Setting up the pipeline
The workflow connects eval runs to the review queue:
1. Run an eval with None scoring
curl -X POST "https://api.traceway.ai/api/datasets/${DATASET_ID}/eval" \
-H "Authorization: Bearer tw_sk_..." \
-H "Content-Type: application/json" \
-d '{
"name": "gpt-4o-mini for human review",
"config": {
"connection_id": "01J...",
"model": "gpt-4o-mini",
"system_prompt": "You are a customer support agent. Be helpful and concise.",
"temperature": 0.0
},
"scoring": "None"
}'The eval generates outputs for every datapoint but assigns no scores. The outputs are ready for human review.
2. Enqueue results for review
After the run completes, send the datapoints to the review queue:
curl -X POST "https://api.traceway.ai/api/datasets/${DATASET_ID}/queue" \
-H "Authorization: Bearer tw_sk_..." \
-H "Content-Type: application/json" \
-d '{"datapoint_ids": ["01J...", "01J...", "01J..."]}'In the dashboard, select datapoints from the eval results view and click "Send to Review".
3. Review items
Reviewers open the Review tab on the dataset. Each queue item shows:
- The original input (the question or conversation)

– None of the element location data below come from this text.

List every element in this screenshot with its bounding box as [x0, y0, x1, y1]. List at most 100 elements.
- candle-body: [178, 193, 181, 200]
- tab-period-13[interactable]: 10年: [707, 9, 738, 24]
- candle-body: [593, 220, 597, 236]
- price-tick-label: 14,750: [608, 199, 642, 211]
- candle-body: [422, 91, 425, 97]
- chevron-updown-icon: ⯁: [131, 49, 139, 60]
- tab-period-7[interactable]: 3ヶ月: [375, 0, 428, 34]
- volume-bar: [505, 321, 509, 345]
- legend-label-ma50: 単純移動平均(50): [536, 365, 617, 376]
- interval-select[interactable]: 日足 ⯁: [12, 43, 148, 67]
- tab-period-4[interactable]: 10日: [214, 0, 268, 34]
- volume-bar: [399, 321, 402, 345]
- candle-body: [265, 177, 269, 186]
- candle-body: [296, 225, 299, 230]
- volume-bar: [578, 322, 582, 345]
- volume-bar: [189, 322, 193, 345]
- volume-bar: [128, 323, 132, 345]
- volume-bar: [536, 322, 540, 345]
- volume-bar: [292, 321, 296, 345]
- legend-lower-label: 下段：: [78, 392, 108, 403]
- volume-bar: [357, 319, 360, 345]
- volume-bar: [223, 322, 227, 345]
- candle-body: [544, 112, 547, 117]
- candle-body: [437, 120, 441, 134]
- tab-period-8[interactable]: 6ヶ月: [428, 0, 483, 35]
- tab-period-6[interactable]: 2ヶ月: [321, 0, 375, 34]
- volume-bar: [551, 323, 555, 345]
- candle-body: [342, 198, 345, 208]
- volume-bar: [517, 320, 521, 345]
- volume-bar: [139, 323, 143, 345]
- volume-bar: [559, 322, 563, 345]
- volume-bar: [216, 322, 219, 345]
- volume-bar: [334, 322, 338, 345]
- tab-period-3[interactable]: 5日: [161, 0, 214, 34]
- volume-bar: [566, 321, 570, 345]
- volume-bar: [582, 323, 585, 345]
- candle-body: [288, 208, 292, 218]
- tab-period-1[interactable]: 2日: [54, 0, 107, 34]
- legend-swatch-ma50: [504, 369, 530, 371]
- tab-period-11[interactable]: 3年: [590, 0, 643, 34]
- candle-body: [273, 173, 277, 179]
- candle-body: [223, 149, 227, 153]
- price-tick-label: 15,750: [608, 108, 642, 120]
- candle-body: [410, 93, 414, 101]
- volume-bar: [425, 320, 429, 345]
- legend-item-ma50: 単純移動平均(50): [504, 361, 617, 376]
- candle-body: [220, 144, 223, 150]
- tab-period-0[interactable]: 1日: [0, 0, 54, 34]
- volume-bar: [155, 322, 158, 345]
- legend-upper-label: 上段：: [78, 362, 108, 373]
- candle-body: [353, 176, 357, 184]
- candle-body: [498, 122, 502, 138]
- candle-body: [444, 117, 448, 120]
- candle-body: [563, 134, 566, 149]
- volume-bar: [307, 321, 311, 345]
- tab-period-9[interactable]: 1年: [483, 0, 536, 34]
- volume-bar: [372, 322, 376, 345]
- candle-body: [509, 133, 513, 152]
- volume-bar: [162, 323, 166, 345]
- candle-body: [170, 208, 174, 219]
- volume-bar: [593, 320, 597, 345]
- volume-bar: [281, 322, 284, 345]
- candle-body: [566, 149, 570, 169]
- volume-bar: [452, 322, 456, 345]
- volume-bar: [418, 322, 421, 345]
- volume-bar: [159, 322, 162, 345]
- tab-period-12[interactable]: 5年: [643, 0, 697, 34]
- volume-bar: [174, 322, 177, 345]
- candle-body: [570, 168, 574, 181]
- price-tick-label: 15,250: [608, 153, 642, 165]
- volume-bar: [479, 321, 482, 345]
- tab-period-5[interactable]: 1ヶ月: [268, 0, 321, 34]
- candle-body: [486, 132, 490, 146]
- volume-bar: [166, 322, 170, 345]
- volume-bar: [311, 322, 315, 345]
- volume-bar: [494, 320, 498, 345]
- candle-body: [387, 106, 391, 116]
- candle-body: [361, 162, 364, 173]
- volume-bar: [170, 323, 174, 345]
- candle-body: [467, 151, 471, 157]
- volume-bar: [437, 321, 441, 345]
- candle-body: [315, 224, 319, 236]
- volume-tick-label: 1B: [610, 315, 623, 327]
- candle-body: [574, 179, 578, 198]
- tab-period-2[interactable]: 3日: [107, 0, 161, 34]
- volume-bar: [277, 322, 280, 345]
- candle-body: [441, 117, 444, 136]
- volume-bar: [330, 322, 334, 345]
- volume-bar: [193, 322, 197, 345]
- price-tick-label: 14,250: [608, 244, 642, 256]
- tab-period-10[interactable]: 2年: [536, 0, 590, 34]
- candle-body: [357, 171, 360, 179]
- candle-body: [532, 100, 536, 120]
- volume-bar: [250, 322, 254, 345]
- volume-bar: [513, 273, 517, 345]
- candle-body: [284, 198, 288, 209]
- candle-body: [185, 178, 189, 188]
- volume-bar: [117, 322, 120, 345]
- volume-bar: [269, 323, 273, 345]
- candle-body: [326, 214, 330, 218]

- The model's actual output from the eval run
- The expected output (if one exists)
The claim/review/approve workflow
- Claim — Click "Claim" on a pending item. This locks it so no other reviewer can work on it simultaneously. The API returns
409 Conflictif someone else already claimed it. - Review — Read the input and output. Assess whether the output is correct, complete, and appropriate.
- Submit — Provide your judgment. The
edited_datafield accepts any JSON, so you can include a score, pass/fail flag, notes, or corrected output:
curl -X POST "https://api.traceway.ai/api/queue/${ITEM_ID}/submit" \
-H "Authorization: Bearer tw_sk_..." \
-H "Content-Type: application/json" \
-d '{
"edited_data": {
"score": 0.8,
"pass": true,
"notes": "Answer is correct but could be more concise.",
"corrected_output": null
}
}'If the output is wrong, provide a corrected_output to update the expected output in the dataset for future evals.
Keyboard shortcuts
The dashboard review interface supports keyboard navigation for fast reviewing:
| Key | Action |
|---|---|
j | Move to next item |
k | Move to previous item |
a | Approve / submit the current item |
s | Skip — release the claim, return item to pending |
e | Open the edit pane for the current item |
These shortcuts let an experienced reviewer process 50+ items in a single sitting without touching the mouse.
Building consensus with multiple reviewers
For high-stakes datasets, have multiple people review the same items:
- Duplicate the queue entries. Enqueue each datapoint multiple times (e.g., 3 times for 3 reviewers). Each reviewer claims and reviews their own copy.
- Compare judgments. Export the completed queue items and compare scores across reviewers. Items where reviewers disagree need discussion or a tiebreaker.
- Measure inter-rater agreement. Calculate agreement rates (e.g., Cohen's kappa) to ensure your reviewers are calibrated. If agreement is low, clarify the scoring rubric.
Exporting human judgments
After review is complete, query the queue to extract all submitted judgments:
curl "https://api.traceway.ai/api/datasets/${DATASET_ID}/queue?status=completed" \
-H "Authorization: Bearer tw_sk_..."Each completed item includes the original_data and edited_data side by side. Use this to:
- Calculate aggregate human scores for the eval run
- Compare human scores against
LlmJudgescores to calibrate automated scoring - Update expected outputs in the dataset based on reviewer corrections
Practical tips
- Write a scoring rubric. Before reviewers start, define what 0.0, 0.5, and 1.0 mean for your task. Vague criteria lead to inconsistent scoring.
- Start small. Have reviewers do 10 items, compare results, calibrate, then do the rest. Don't review 200 items before checking alignment.
- Track reviewer identity. Use consistent
claimed_byvalues (email or user ID) so you can spot systematic differences between reviewers. - Don't let the queue stagnate. Claimed items that sit for days block other reviewers. Set expectations for turnaround time.